The Register Citizen (Torrington, CT)
Winter Nights Ramble to feature poet laureates
SALISBURY — A Winter Nights Poetry Ramble with Poet Laureates Margaret Gibson and Frederick Douglass Knowles is scheduled for Thursday and March 11 on Zoom.
The event is being presented by the Scoville Memorial Library.
“Find a comfortable chair, light a fire, have a glass of wine or port in hand or herbal tea and relax for a live poetry reading,” library members said in a statement.
Frederick-Douglass Knowles II is an educator and activist, “fervent in achieving community augmentation through literary arts,” according to a statement.
Knowles is the inaugural Poet Laureate for Hartford. His poems have been selected as a finalist for the New England Association of Teachers of English Poet of the Year Award, as well as a nominee for a Pushcart Prize.
He is a recipient of the Nutmeg Poetry Award and the 2020 Connecticut of the Arts Fellow in Artist Excellence for Poetry/ Creative Non-Fiction.

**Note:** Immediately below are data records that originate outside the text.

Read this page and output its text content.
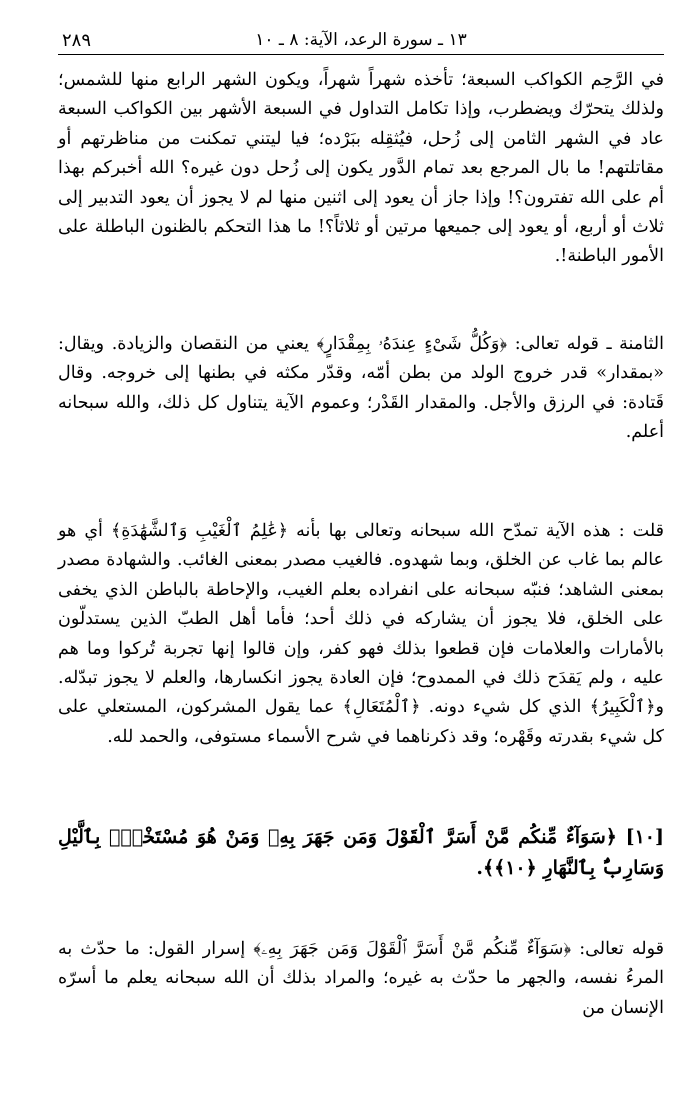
١٣ ـ سورة الرعد، الآية: ٨ ـ ١٠
٢٨٩
في الرَّحِم الكواكب السبعة؛ تأخذه شهراً شهراً، ويكون الشهر الرابع منها للشمس؛ ولذلك يتحرّك ويضطرب، وإذا تكامل التداول في السبعة الأشهر بين الكواكب السبعة عاد في الشهر الثامن إلى زُحل، فيُثقِله ببَرْده؛ فيا ليتني تمكنت من مناظرتهم أو مقاتلتهم! ما بال المرجع بعد تمام الدَّور يكون إلى زُحل دون غيره؟ الله أخبركم بهذا أم على الله تفترون؟! وإذا جاز أن يعود إلى اثنين منها لم لا يجوز أن يعود التدبير إلى ثلاث أو أربع، أو يعود إلى جميعها مرتين أو ثلاثاً؟! ما هذا التحكم بالظنون الباطلة على الأمور الباطنة!.
الثامنة ـ قوله تعالى: ﴿وَكُلُّ شَىْءٍ عِندَهُۥ بِمِقْدَارٍ﴾ يعني من النقصان والزيادة. ويقال: «بمقدار» قدر خروج الولد من بطن أمّه، وقدّر مكثه في بطنها إلى خروجه. وقال قَتادة: في الرزق والأجل. والمقدار القَدْر؛ وعموم الآية يتناول كل ذلك، والله سبحانه أعلم.
قلت : هذه الآية تمدّح الله سبحانه وتعالى بها بأنه ﴿عَٰلِمُ ٱلْغَيْبِ وَٱلشَّهَٰدَةِ﴾ أي هو عالم بما غاب عن الخلق، وبما شهدوه. فالغيب مصدر بمعنى الغائب. والشهادة مصدر بمعنى الشاهد؛ فنبّه سبحانه على انفراده بعلم الغيب، والإحاطة بالباطن الذي يخفى على الخلق، فلا يجوز أن يشاركه في ذلك أحد؛ فأما أهل الطبّ الذين يستدلّون بالأمارات والعلامات فإن قطعوا بذلك فهو كفر، وإن قالوا إنها تجربة تُركوا وما هم عليه ، ولم يَقدَح ذلك في الممدوح؛ فإن العادة يجوز انكسارها، والعلم لا يجوز تبدّله. و﴿ٱلْكَبِيرُ﴾ الذي كل شيء دونه. ﴿ٱلْمُتَعَالِ﴾ عما يقول المشركون، المستعلي على كل شيء بقدرته وقَهْره؛ وقد ذكرناهما في شرح الأسماء مستوفى، والحمد لله.
[١٠] ﴿سَوَآءٌ مِّنكُم مَّنْ أَسَرَّ ٱلْقَوْلَ وَمَن جَهَرَ بِهِۦ وَمَنْ هُوَ مُسْتَخْفٍۭ بِٱلَّيْلِ وَسَارِبٌۢ بِٱلنَّهَارِ ﴿١٠﴾﴾.
قوله تعالى: ﴿سَوَآءٌ مِّنكُم مَّنْ أَسَرَّ ٱلْقَوْلَ وَمَن جَهَرَ بِهِۦ﴾ إسرار القول: ما حدّث به المرءُ نفسه، والجهر ما حدّث به غيره؛ والمراد بذلك أن الله سبحانه يعلم ما أسرّه الإنسان من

Knowles is the author of “Black Rose City” and an associate professor of English at Three Rivers Community College in Norwich.
To learn more, visit www.frederickdouglassknowles.com/
Gibson, who is now Connecticut’s poet laureate, is the author of 12 books of poems, all from LSU Press, most recently “Not Hearing the Wood Thrush” in 2018. A new book, “The Glass Globe” is due to be released this year.
According to the statement, Gibson’s awards include the Lamont Selection for “Long Walks in the Afternoon,” her second book (1982), the Melville Kane Award (co-winner) for “Memories of the Future” (1986) and the Connecticut Book Award for One Body (2008).
“The Vigil” was a finalist for the National Book Award in Poetry in 1993.
“Broken Cup” was a finalist for 2016 Poets’ Prize, and the title poem from the book won a Pushcart Prize for that year. “Passage,” from “Not Hearing the Wood Thrush,” was included in The Best American Poetry in 2017.
She has written a memoir, “The Prodigal Daughter” (University of Missouri Press, 2008). Gibson is professor emerita at the University of Connecticut. She lives in Preston.
Gibson was awarded an Academy of American Poets Grant for Poet Laureates intended to support her poetry and various projects. As poet laureate, Gibson has taken as her social focus “Poetry and the Environment during Climate Crisis” and is funding videos of Connecticut poets reading their poems about the environment in natural settings and “green poetry cafes.”
Learn more about her work at www.margaretgibson-poetry.com.
To attend the Winter Nights Poetry Ramble, visit scovillelibrary.org or call 860-435-2838. The library is at 38 Main St.